Galleta sobre fondo amarillo

Madame Viviane, como ella hubiera querido que la llamaran,  o la Vivi, como la llamaban en realidad,  no se sabía los nombres de sus alumnos. No es que hubiera tratado de aprendérselos y se le resistieran, es que no los quería saber. Había aprendido y olvidado demasiados, año tras año aprendiendo y olvidando caras con sus nombres asociados, y ya no tenía ganas ni interés. Para llamarlos  señalaba con el dedo y utilizaba el adverbio de lugar “ici”, si el alumno estaba cerca  de ella o ” là”,  si estaba un poco más lejos.
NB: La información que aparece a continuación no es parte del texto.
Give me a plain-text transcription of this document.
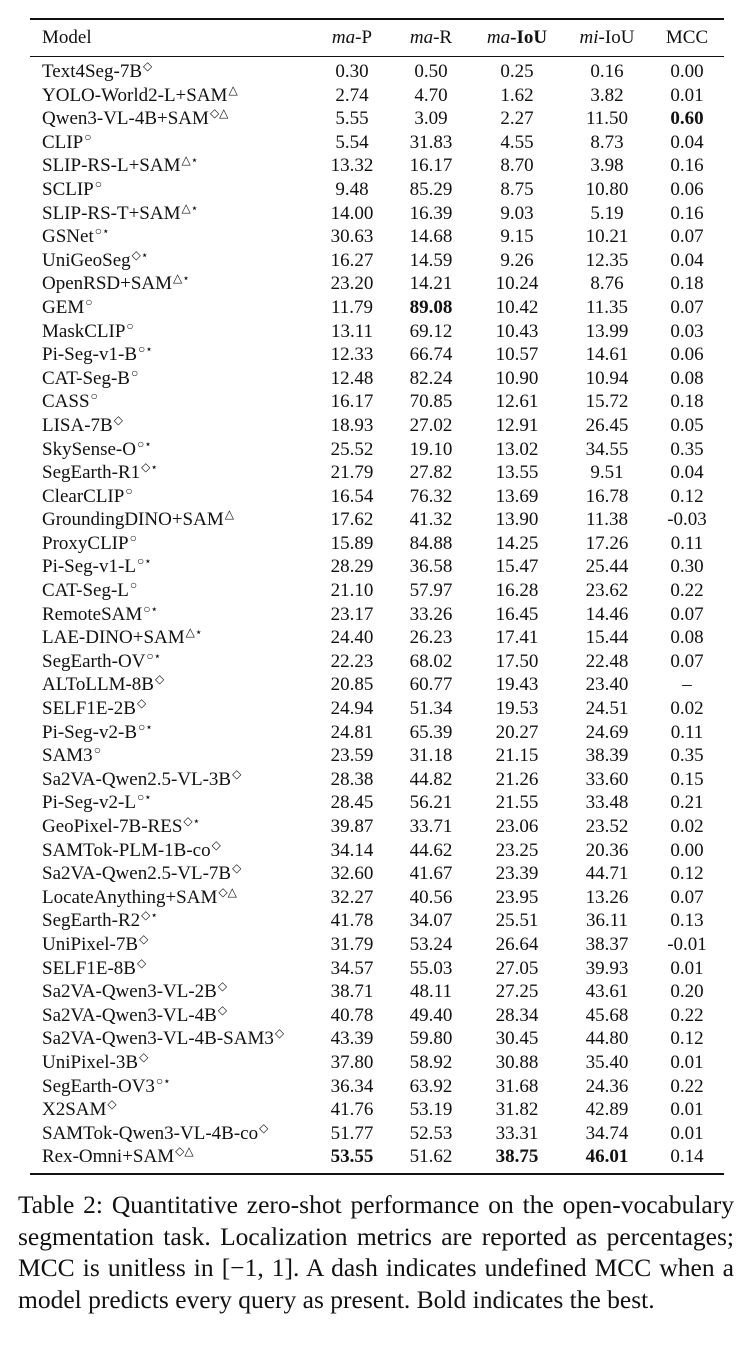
Model	ma-P	ma-R	ma-IoU	mi-IoU	MCC
Text4Seg-7B◇	0.30	0.50	0.25	0.16	0.00
YOLO-World2-L+SAM△	2.74	4.70	1.62	3.82	0.01
Qwen3-VL-4B+SAM◇△	5.55	3.09	2.27	11.50	0.60
CLIP○	5.54	31.83	4.55	8.73	0.04
SLIP-RS-L+SAM△⋆	13.32	16.17	8.70	3.98	0.16
SCLIP○	9.48	85.29	8.75	10.80	0.06
SLIP-RS-T+SAM△⋆	14.00	16.39	9.03	5.19	0.16
GSNet○⋆	30.63	14.68	9.15	10.21	0.07
UniGeoSeg◇⋆	16.27	14.59	9.26	12.35	0.04
OpenRSD+SAM△⋆	23.20	14.21	10.24	8.76	0.18
GEM○	11.79	89.08	10.42	11.35	0.07
MaskCLIP○	13.11	69.12	10.43	13.99	0.03
Pi-Seg-v1-B○⋆	12.33	66.74	10.57	14.61	0.06
CAT-Seg-B○	12.48	82.24	10.90	10.94	0.08
CASS○	16.17	70.85	12.61	15.72	0.18
LISA-7B◇	18.93	27.02	12.91	26.45	0.05
SkySense-O○⋆	25.52	19.10	13.02	34.55	0.35
SegEarth-R1◇⋆	21.79	27.82	13.55	9.51	0.04
ClearCLIP○	16.54	76.32	13.69	16.78	0.12
GroundingDINO+SAM△	17.62	41.32	13.90	11.38	-0.03
ProxyCLIP○	15.89	84.88	14.25	17.26	0.11
Pi-Seg-v1-L○⋆	28.29	36.58	15.47	25.44	0.30
CAT-Seg-L○	21.10	57.97	16.28	23.62	0.22
RemoteSAM○⋆	23.17	33.26	16.45	14.46	0.07
LAE-DINO+SAM△⋆	24.40	26.23	17.41	15.44	0.08
SegEarth-OV○⋆	22.23	68.02	17.50	22.48	0.07
ALToLLM-8B◇	20.85	60.77	19.43	23.40	–
SELF1E-2B◇	24.94	51.34	19.53	24.51	0.02
Pi-Seg-v2-B○⋆	24.81	65.39	20.27	24.69	0.11
SAM3○	23.59	31.18	21.15	38.39	0.35
Sa2VA-Qwen2.5-VL-3B◇	28.38	44.82	21.26	33.60	0.15
Pi-Seg-v2-L○⋆	28.45	56.21	21.55	33.48	0.21
GeoPixel-7B-RES◇⋆	39.87	33.71	23.06	23.52	0.02
SAMTok-PLM-1B-co◇	34.14	44.62	23.25	20.36	0.00
Sa2VA-Qwen2.5-VL-7B◇	32.60	41.67	23.39	44.71	0.12
LocateAnything+SAM◇△	32.27	40.56	23.95	13.26	0.07
SegEarth-R2◇⋆	41.78	34.07	25.51	36.11	0.13
UniPixel-7B◇	31.79	53.24	26.64	38.37	-0.01
SELF1E-8B◇	34.57	55.03	27.05	39.93	0.01
Sa2VA-Qwen3-VL-2B◇	38.71	48.11	27.25	43.61	0.20
Sa2VA-Qwen3-VL-4B◇	40.78	49.40	28.34	45.68	0.22
Sa2VA-Qwen3-VL-4B-SAM3◇	43.39	59.80	30.45	44.80	0.12
UniPixel-3B◇	37.80	58.92	30.88	35.40	0.01
SegEarth-OV3○⋆	36.34	63.92	31.68	24.36	0.22
X2SAM◇	41.76	53.19	31.82	42.89	0.01
SAMTok-Qwen3-VL-4B-co◇	51.77	52.53	33.31	34.74	0.01
Rex-Omni+SAM◇△	53.55	51.62	38.75	46.01	0.14
Table 2: Quantitative zero-shot performance on the open-vocabulary segmentation task. Localization metrics are reported as percentages; MCC is unitless in [−1, 1]. A dash indicates undefined MCC when a model predicts every query as present. Bold indicates the best.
Roberta, que se sentaba pegada a la pared, siempre había sido mademoiselle Lá y Ana,  más cerca del pasillo y por tanto de las idas y venidas por el mismo de la Vivi, mademoiselle Ici.

No era simpática la Vivi, tampoco antipática, sí ausente, una de esas profesoras que se han hecho mayores dentro de un aula, están cansadas y tienen como principal deseo jubilarse para perder de vista a sus alumnos y retirarse del ruido y del jaleo de las clases, de los madrugones, del esfuerzo de un trabajo en el que la energía adolescente resulta avasalladora para un organismo en declive.

Casi todo el año llevaba un impermeable amarillo con un gorrito a juego que se sujetaba con una cinta por debajo de la barbilla. A  mitad de clase sacaba de un envoltorio de papel de aluminio dos galletas maría y se ponía a comerlas muy despacio, royéndolas. Mientras lo hacía,  con una expresión de encontrarse  más en el interior de la galleta que en el del  aula,  iba explicando cuestiones gramaticales  o les hacía leer en voz alta algún texto.

Muchas veces se portaban mal con la Vivi, no en concreto ellas dos, las mademosilles Ici y Là, aunque también, porque hablaban, no le prestaban atención y se reían a la mínima incluso de cosas que no tenían gracia, incluso de nada,  solo por armar jaleo y perder tiempo de clase, pero no tanto como  el sector masculino que la tenía tomada con la mujer del gorrito amarillo. Un día que se asomó al pasillo, era otra de sus costumbres, como si así se acercara un poco más a la salida, a su ansiada jubilación, varios  de los monsieurs ici y lá se levantaron de golpe de sus mesas pisoteando muy fuerte sobre el suelo,  como si tuvieran pezuñas en vez de pies, cerraron la puerta de un empujón  y se quedaron apoyados sujetándola para que  no pudiera volver a entrar.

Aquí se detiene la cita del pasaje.